The signature kernel is a kernel between time series of arbitrary length and comes with strong theoretical guarantees from stochastic analysis. It has found applications in machine learning such as covariance functions for Gaussian processes. A strength of the underlying signature features is that they provide a structured global description of a time series. However, this property can quickly become a curse when local information is essential and forgetting is required; so far this has only been addressed with ad-hoc methods such as slicing the time series into subsegments. To overcome this, we propose a principled, data-driven approach by introducing a novel forgetting mechanism for signatures. This allows the model to dynamically adapt its context length to focus on more recent information. To achieve this, we revisit the recently introduced Random Fourier Signature Features, and develop Random Fourier Decayed Signature Features (RFDSF) with Gaussian processes (GPs).
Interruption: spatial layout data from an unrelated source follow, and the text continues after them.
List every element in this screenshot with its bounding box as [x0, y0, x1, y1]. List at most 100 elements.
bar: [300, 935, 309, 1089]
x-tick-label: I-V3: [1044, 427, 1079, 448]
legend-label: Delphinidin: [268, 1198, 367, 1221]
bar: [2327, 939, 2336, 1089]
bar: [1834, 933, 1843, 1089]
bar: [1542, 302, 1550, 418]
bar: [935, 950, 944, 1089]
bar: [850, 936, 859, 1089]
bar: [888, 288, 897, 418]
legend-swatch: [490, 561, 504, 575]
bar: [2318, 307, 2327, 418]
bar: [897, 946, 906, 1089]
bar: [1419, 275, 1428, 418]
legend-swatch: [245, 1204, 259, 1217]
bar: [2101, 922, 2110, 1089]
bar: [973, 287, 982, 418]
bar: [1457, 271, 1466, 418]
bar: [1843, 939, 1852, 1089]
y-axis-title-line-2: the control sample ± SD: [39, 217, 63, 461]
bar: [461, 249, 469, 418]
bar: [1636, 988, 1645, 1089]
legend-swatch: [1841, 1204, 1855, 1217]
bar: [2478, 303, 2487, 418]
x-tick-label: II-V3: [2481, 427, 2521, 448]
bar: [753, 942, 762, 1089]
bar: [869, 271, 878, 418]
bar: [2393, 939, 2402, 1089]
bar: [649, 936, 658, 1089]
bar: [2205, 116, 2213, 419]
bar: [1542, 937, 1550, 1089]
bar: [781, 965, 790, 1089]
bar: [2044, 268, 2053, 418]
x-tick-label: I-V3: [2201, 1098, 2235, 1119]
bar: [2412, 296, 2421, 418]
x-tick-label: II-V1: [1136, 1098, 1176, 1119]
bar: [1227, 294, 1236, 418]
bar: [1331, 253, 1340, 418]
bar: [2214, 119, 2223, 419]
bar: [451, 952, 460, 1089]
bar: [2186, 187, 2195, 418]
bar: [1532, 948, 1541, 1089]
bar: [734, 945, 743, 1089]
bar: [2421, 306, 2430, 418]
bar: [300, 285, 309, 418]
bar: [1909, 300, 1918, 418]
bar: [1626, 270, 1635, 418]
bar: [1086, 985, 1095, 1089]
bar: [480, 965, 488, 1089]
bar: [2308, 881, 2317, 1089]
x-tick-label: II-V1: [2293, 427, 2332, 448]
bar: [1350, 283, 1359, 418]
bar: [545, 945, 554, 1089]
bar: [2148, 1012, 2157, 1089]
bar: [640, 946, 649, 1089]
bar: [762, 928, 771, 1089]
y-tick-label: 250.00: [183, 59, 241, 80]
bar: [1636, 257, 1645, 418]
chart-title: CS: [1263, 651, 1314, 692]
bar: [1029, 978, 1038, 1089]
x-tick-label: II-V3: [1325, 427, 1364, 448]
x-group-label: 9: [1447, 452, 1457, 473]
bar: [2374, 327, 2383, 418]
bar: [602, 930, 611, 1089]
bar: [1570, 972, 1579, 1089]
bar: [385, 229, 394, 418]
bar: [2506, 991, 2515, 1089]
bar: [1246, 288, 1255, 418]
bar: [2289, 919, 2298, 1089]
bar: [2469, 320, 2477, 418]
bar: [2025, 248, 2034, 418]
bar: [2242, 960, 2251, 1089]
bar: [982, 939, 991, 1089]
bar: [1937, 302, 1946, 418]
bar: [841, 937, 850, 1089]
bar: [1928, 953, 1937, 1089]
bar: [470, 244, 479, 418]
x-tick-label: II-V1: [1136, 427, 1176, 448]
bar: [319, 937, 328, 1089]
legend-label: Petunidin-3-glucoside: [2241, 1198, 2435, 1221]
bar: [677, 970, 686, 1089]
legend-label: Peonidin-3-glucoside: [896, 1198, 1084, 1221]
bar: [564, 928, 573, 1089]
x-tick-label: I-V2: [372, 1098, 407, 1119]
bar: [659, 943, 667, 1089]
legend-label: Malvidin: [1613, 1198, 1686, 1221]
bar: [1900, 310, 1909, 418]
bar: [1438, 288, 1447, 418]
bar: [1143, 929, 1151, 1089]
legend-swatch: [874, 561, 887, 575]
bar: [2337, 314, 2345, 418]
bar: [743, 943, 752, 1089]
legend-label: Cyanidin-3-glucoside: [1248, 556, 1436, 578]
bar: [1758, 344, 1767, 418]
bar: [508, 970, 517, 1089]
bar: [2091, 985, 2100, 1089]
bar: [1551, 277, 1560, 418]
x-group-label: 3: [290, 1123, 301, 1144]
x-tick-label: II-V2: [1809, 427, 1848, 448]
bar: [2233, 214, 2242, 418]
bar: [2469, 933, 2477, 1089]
This results in a Bayesian time series forecasting algorithm with variational inference, that offers a scalable probabilistic algorithm that processes and transforms a time series into a joint predictive distribution over time steps in one pass using recurrence. For example, processing a sequence of length $10^4$ steps in $\approx 10^{-2}$ seconds and in $< 1\text{GB}$ of GPU memory. We demonstrate that it outperforms other GP-based alternatives and competes with state-of-the-art probabilistic time series forecasting algorithms.